More proverbs, and some answers

"A monkey from the forest is nursed instead": scary monkey ride from the forest of the Blok M shopping mall

So I asked my Indonesian teacher, Ninit, about the mystery of "teacher pees standing" (see below). She furrowed her brow and said she'd never really thought about it before.

"Well, think!" I snapped. After all, what greater gift can a teacher receive than a student's encouragement?

Ninit thought, and finally said maybe it was more a matter of location than style: that if the teacher went around relieving himself any old where, the students would adopt even worse behaviors.

That seemed plausible, but not altogether convincing, so I went to my source: my friend Bruce at the Post, who speaks excellent Indonesian and is plugged in to the community.

Bruce conjectured that when answering nature's call outdoors, men were supposed to crouch in order to protect their modesty. That sounded more like it. But then he called a friend and came back with what I consider to be the definitive answer:

In much of Indonesia, squat toilets are the norm. This presents, shall we say, a challenge to the aiming abilities of a standing man. Throw in the fact that much of the population is Muslim, and thus pretty meticulous about staying clean for daily prayers, and standing while relieving oneself becomes uncouth.

So there we have it! although I'm open to other explanations if anyone has a better one.

Meanwhile, here are a few more handy sayings:

Bagai telur diujung tanduk.
Like an egg on the tip of a horn." An evocative description of someone or something in a tenuous position.

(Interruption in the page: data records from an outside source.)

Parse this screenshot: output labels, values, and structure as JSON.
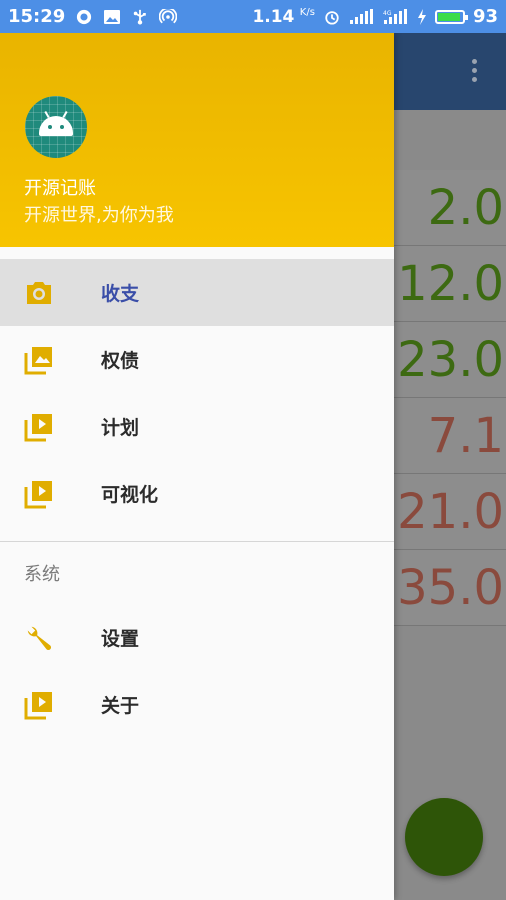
{
  "status_bar": {
    "time": "15:29",
    "net_speed_value": "1.14",
    "net_speed_unit": "K/s",
    "battery_percent": "93",
    "battery_level": 0.93,
    "icons": [
      "chrome-like-icon",
      "gallery-icon",
      "usb-icon",
      "hotspot-icon",
      "alarm-icon",
      "signal-icon",
      "4g-signal-icon",
      "charging-icon",
      "battery-icon"
    ]
  },
  "drawer": {
    "header": {
      "title": "开源记账",
      "subtitle": "开源世界,为你为我",
      "avatar_icon": "android-icon"
    },
    "items": [
      {
        "label": "收支",
        "icon": "camera-icon",
        "active": true
      },
      {
        "label": "权债",
        "icon": "gallery-icon",
        "active": false
      },
      {
        "label": "计划",
        "icon": "video-library-icon",
        "active": false
      },
      {
        "label": "可视化",
        "icon": "video-library-icon",
        "active": false
      }
    ],
    "section_title": "系统",
    "system_items": [
      {
        "label": "设置",
        "icon": "wrench-icon"
      },
      {
        "label": "关于",
        "icon": "video-library-icon"
      }
    ]
  },
  "background": {
    "toolbar_icon": "more-vert-icon",
    "values": [
      {
        "text": "2.0",
        "type": "income"
      },
      {
        "text": "12.0",
        "type": "income"
      },
      {
        "text": "23.0",
        "type": "income"
      },
      {
        "text": "7.1",
        "type": "expense"
      },
      {
        "text": "21.0",
        "type": "expense"
      },
      {
        "text": "35.0",
        "type": "expense"
      }
    ],
    "fab_icon": "add-icon"
  },
  "colors": {
    "accent": "#f2bd00",
    "active_text": "#3a4ea8",
    "icon_color": "#e0ad00",
    "income": "#3d6a12",
    "expense": "#8a4a3d"
  }
}
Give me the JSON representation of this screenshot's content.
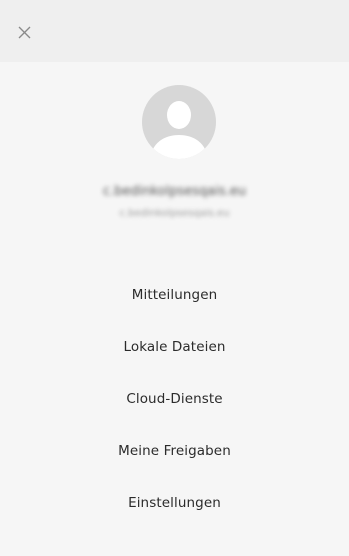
{
  "header": {
    "close_icon": "close-icon"
  },
  "profile": {
    "avatar_icon": "user-avatar-icon",
    "name": "c.bedinkolpsesqais.eu",
    "email": "c.bedinkolpsesqais.eu"
  },
  "menu": {
    "items": [
      {
        "label": "Mitteilungen"
      },
      {
        "label": "Lokale Dateien"
      },
      {
        "label": "Cloud-Dienste"
      },
      {
        "label": "Meine Freigaben"
      },
      {
        "label": "Einstellungen"
      }
    ]
  },
  "colors": {
    "panel_background": "#f6f6f6",
    "header_background": "#efefef",
    "avatar_background": "#d7d7d7",
    "text": "#2b2b2b"
  }
}
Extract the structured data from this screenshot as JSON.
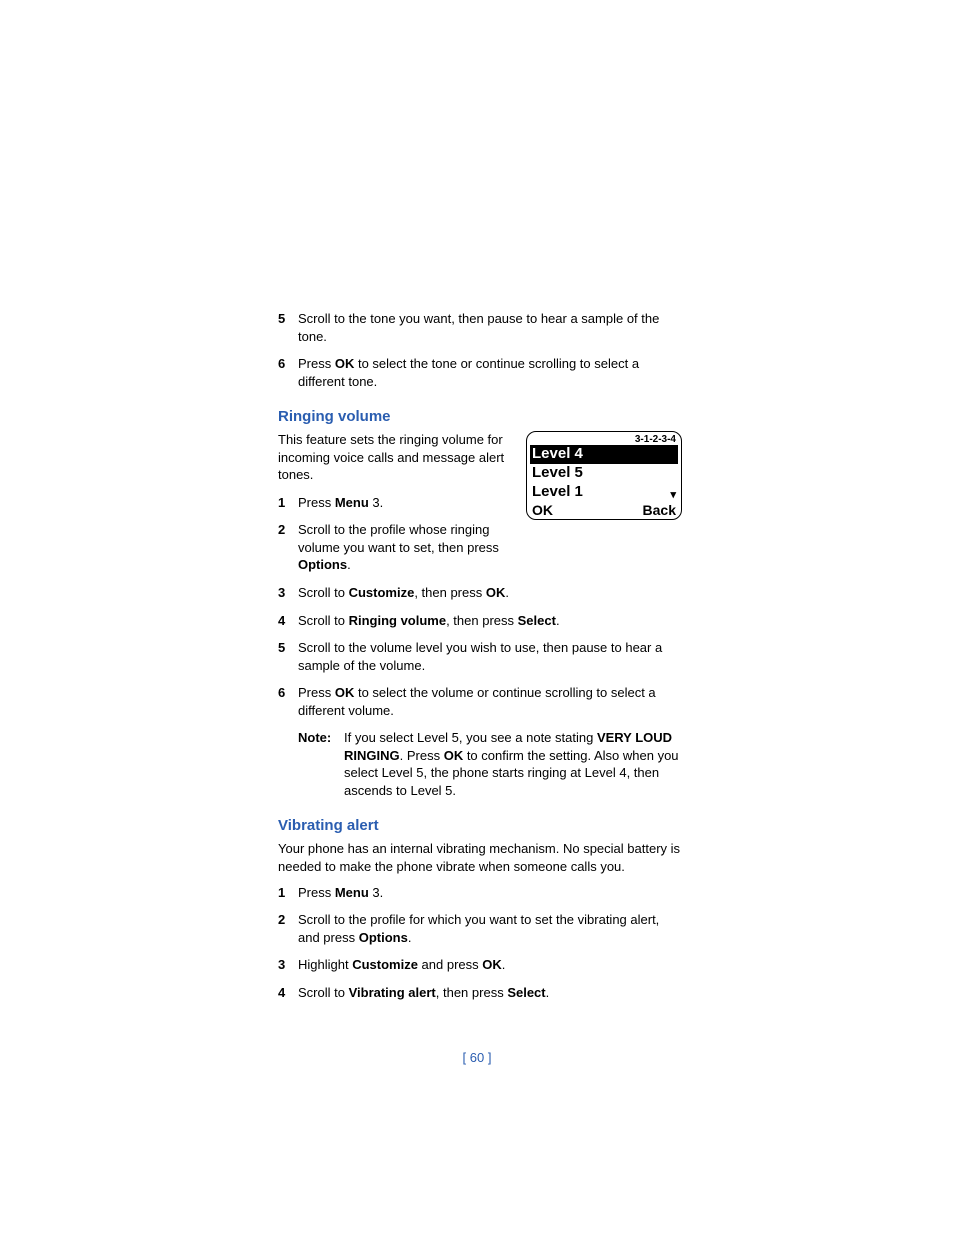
{
  "top_steps": [
    {
      "num": "5",
      "parts": [
        "Scroll to the tone you want, then pause to hear a sample of the tone."
      ]
    },
    {
      "num": "6",
      "parts": [
        "Press ",
        {
          "b": "OK"
        },
        " to select the tone or continue scrolling to select a different tone."
      ]
    }
  ],
  "section_ringing": {
    "heading": "Ringing volume",
    "intro": "This feature sets the ringing volume for incoming voice calls and message alert tones.",
    "steps": [
      {
        "num": "1",
        "parts": [
          "Press ",
          {
            "b": "Menu"
          },
          " 3."
        ]
      },
      {
        "num": "2",
        "parts": [
          "Scroll to the profile whose ringing volume you want to set, then press ",
          {
            "b": "Options"
          },
          "."
        ]
      },
      {
        "num": "3",
        "parts": [
          "Scroll to ",
          {
            "b": "Customize"
          },
          ", then press ",
          {
            "b": "OK"
          },
          "."
        ]
      },
      {
        "num": "4",
        "parts": [
          "Scroll to ",
          {
            "b": "Ringing volume"
          },
          ", then press ",
          {
            "b": "Select"
          },
          "."
        ]
      },
      {
        "num": "5",
        "parts": [
          "Scroll to the volume level you wish to use, then pause to hear a sample of the volume."
        ]
      },
      {
        "num": "6",
        "parts": [
          "Press ",
          {
            "b": "OK"
          },
          " to select the volume or continue scrolling to select a different volume."
        ]
      }
    ],
    "note_label": "Note:",
    "note_parts": [
      "If you select Level 5, you see a note stating ",
      {
        "b": "VERY LOUD RINGING"
      },
      ". Press ",
      {
        "b": "OK"
      },
      " to confirm the setting. Also when you select Level 5, the phone starts ringing at Level 4, then ascends to Level 5."
    ]
  },
  "screen": {
    "menu_path": "3-1-2-3-4",
    "rows": [
      {
        "label": "Level 4",
        "selected": true
      },
      {
        "label": "Level 5",
        "selected": false
      },
      {
        "label": "Level 1",
        "selected": false
      }
    ],
    "soft_left": "OK",
    "soft_right": "Back"
  },
  "section_vibrating": {
    "heading": "Vibrating alert",
    "intro": "Your phone has an internal vibrating mechanism. No special battery is needed to make the phone vibrate when someone calls you.",
    "steps": [
      {
        "num": "1",
        "parts": [
          "Press ",
          {
            "b": "Menu"
          },
          " 3."
        ]
      },
      {
        "num": "2",
        "parts": [
          "Scroll to the profile for which you want to set the vibrating alert, and press ",
          {
            "b": "Options"
          },
          "."
        ]
      },
      {
        "num": "3",
        "parts": [
          "Highlight ",
          {
            "b": "Customize"
          },
          " and press ",
          {
            "b": "OK"
          },
          "."
        ]
      },
      {
        "num": "4",
        "parts": [
          "Scroll to ",
          {
            "b": "Vibrating alert"
          },
          ", then press ",
          {
            "b": "Select"
          },
          "."
        ]
      }
    ]
  },
  "page_number": "[ 60 ]"
}
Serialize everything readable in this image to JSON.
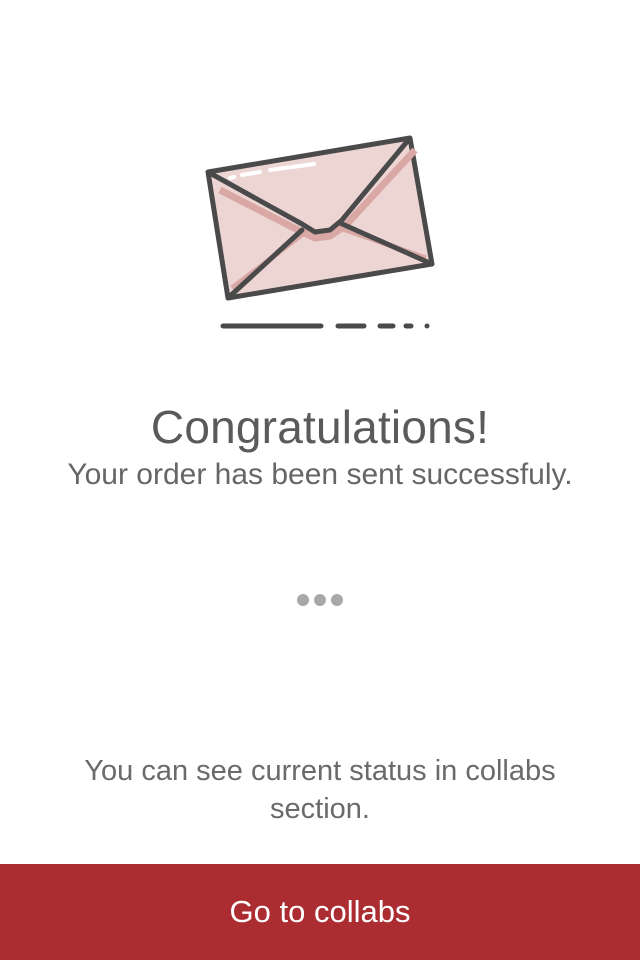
{
  "illustration": {
    "icon": "envelope-icon",
    "colors": {
      "outline": "#4a4a4a",
      "body": "#ecd5d3",
      "shadow": "#d9a8a5"
    }
  },
  "message": {
    "title": "Congratulations!",
    "subtitle": "Your order has been sent successfuly.",
    "info": "You can see current status in collabs section."
  },
  "action": {
    "button_label": "Go to collabs",
    "button_color": "#ac2d31"
  }
}
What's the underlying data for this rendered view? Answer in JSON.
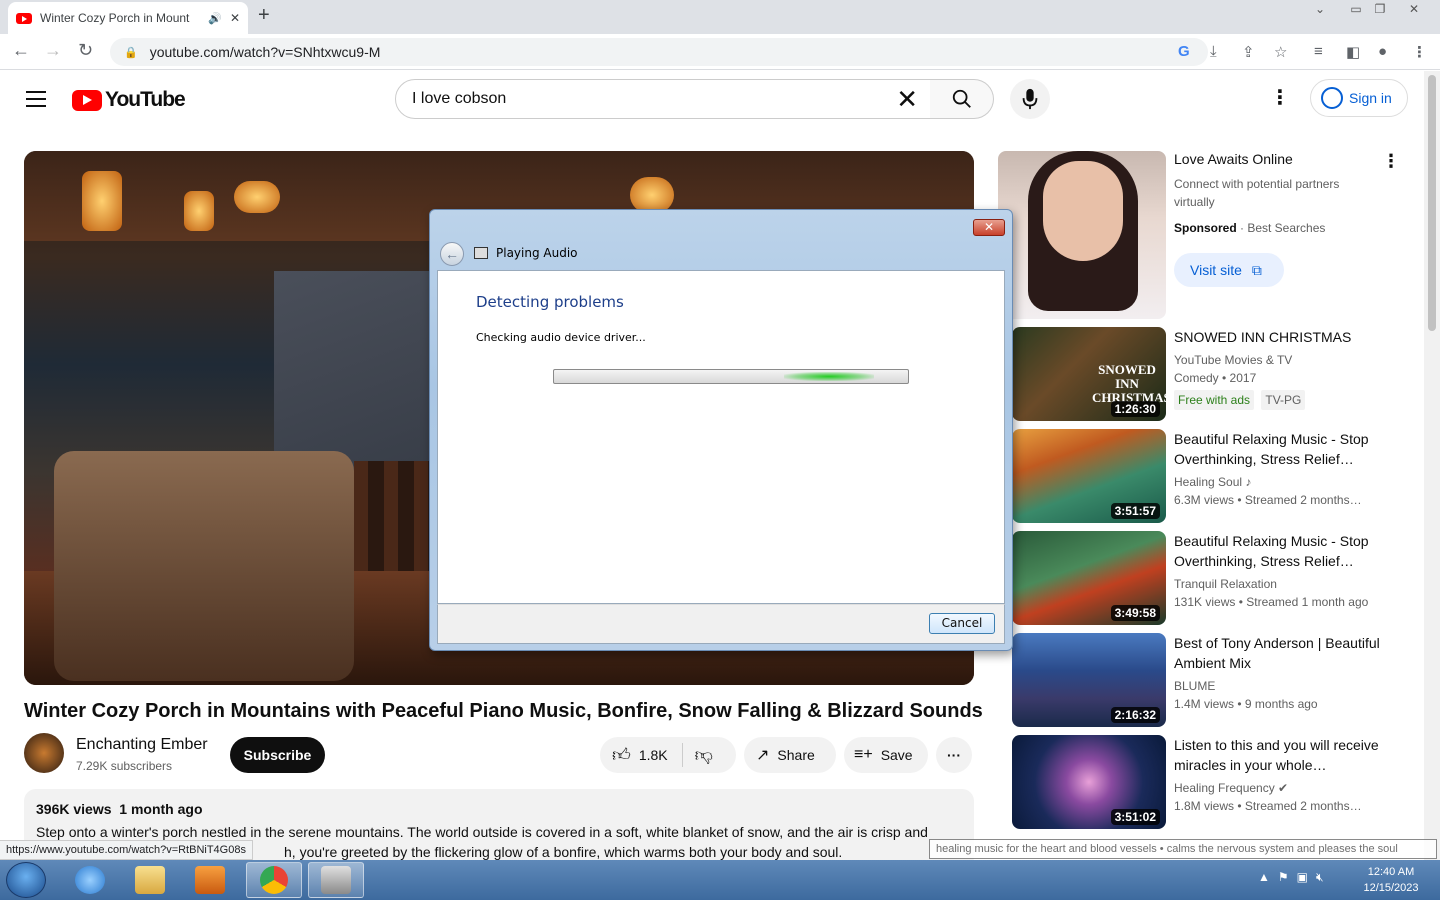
{
  "browser": {
    "tab_title": "Winter Cozy Porch in Mount",
    "tab_close": "✕",
    "new_tab": "+",
    "url": "youtube.com/watch?v=SNhtxwcu9-M"
  },
  "youtube": {
    "logo_text": "YouTube",
    "search_value": "I love cobson",
    "sign_in": "Sign in"
  },
  "video": {
    "title": "Winter Cozy Porch in Mountains with Peaceful Piano Music, Bonfire, Snow Falling & Blizzard Sounds",
    "channel": "Enchanting Ember",
    "subscribers": "7.29K subscribers",
    "subscribe_label": "Subscribe",
    "likes": "1.8K",
    "share_label": "Share",
    "save_label": "Save",
    "stats": "396K views  1 month ago",
    "description_line1": "Step onto a winter's porch nestled in the serene mountains. The world outside is covered in a soft, white blanket of snow, and the air is crisp and",
    "description_line2": "h, you're greeted by the flickering glow of a bonfire, which warms both your body and soul."
  },
  "ad": {
    "title": "Love Awaits Online",
    "subtitle": "Connect with potential partners virtually",
    "sponsored": "Sponsored",
    "advertiser": " · Best Searches",
    "visit_label": "Visit site"
  },
  "sidebar": [
    {
      "title": "SNOWED INN CHRISTMAS",
      "line1": "YouTube Movies & TV",
      "line2": "Comedy • 2017",
      "badge1": "Free with ads",
      "badge2": "TV-PG",
      "duration": "1:26:30",
      "thumb_text": "SNOWED INN CHRISTMAS"
    },
    {
      "title": "Beautiful Relaxing Music - Stop Overthinking, Stress Relief…",
      "line1": "Healing Soul ♪",
      "line2": "6.3M views  • Streamed 2 months…",
      "duration": "3:51:57"
    },
    {
      "title": "Beautiful Relaxing Music - Stop Overthinking, Stress Relief…",
      "line1": "Tranquil Relaxation",
      "line2": "131K views  • Streamed 1 month ago",
      "duration": "3:49:58"
    },
    {
      "title": "Best of Tony Anderson | Beautiful Ambient Mix",
      "line1": "BLUME",
      "line2": "1.4M views  • 9 months ago",
      "duration": "2:16:32"
    },
    {
      "title": "Listen to this and you will receive miracles in your whole…",
      "line1": "Healing Frequency ✔",
      "line2": "1.8M views  • Streamed 2 months…",
      "duration": "3:51:02"
    }
  ],
  "dialog": {
    "title": "Playing Audio",
    "heading": "Detecting problems",
    "message": "Checking audio device driver...",
    "cancel_label": "Cancel",
    "close_symbol": "✕"
  },
  "status_url": "https://www.youtube.com/watch?v=RtBNiT4G08s",
  "tooltip": "healing music for the heart and blood vessels • calms the nervous system and pleases the soul",
  "taskbar": {
    "time": "12:40 AM",
    "date": "12/15/2023"
  }
}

Gajah bertarung lawan gajah, pelanduk mati di tengah-tengah.
"When elephants wage war, deer die in their midst." When those in power fight, it's the little guy who gets hurt - a phenomenon all too many Indonesians (and Americans, for that matter) have experienced.

Anak dipangku dilepaskan, beruk di rimba disusukan.

"A child on the lap is let go, a monkey from the forest is nursed instead."
OK, so this one's pretty weird too. Apparently it just describes a change in priorities.

Ada gula, ada semut.
"Where there's sugar, there's ants." My first proverb, and an easy one to memorize and say: AH-da GOO-la, AH-da se-MOOT. Appropriate when your officemates swarm a plate of free sandwiches, or when everybody sucks up to the boss around performance-review time .


michele said...

hey t - love the proverbs! I still don't get the teacher peeing one, even your explanations elude my understanding. but the mystery is part of why proverbs are such fun.

my guess is that the teacher peeing actually represents the height of peeing capabilities. maybe he is so accurate (he is a teacher/master after all) that his is the pinnacle of proper peeing technique. clean and precise. the lowly students are still learning and don't know what they're doing, thus the chaotic running while peeing.

yeah, still doesn't make a heck of a lot of sense.

please write about proverbs again at some future point.

more proverbs!!!

kopisusu2 said...

Yeah, the students peeing while running still doesn't make any sense to me. I like your idea about superior technique, but I think the issue of splashiness is still troublesome. Perhaps we should call an international conference on this ...

There's another version that goes, "the teacher eats while walking, the student pees while running." That one, I think, leaves less ambiguity. But it makes me feel self-conscious about eating while walking, which, as a tried and true American, I simply can't give up!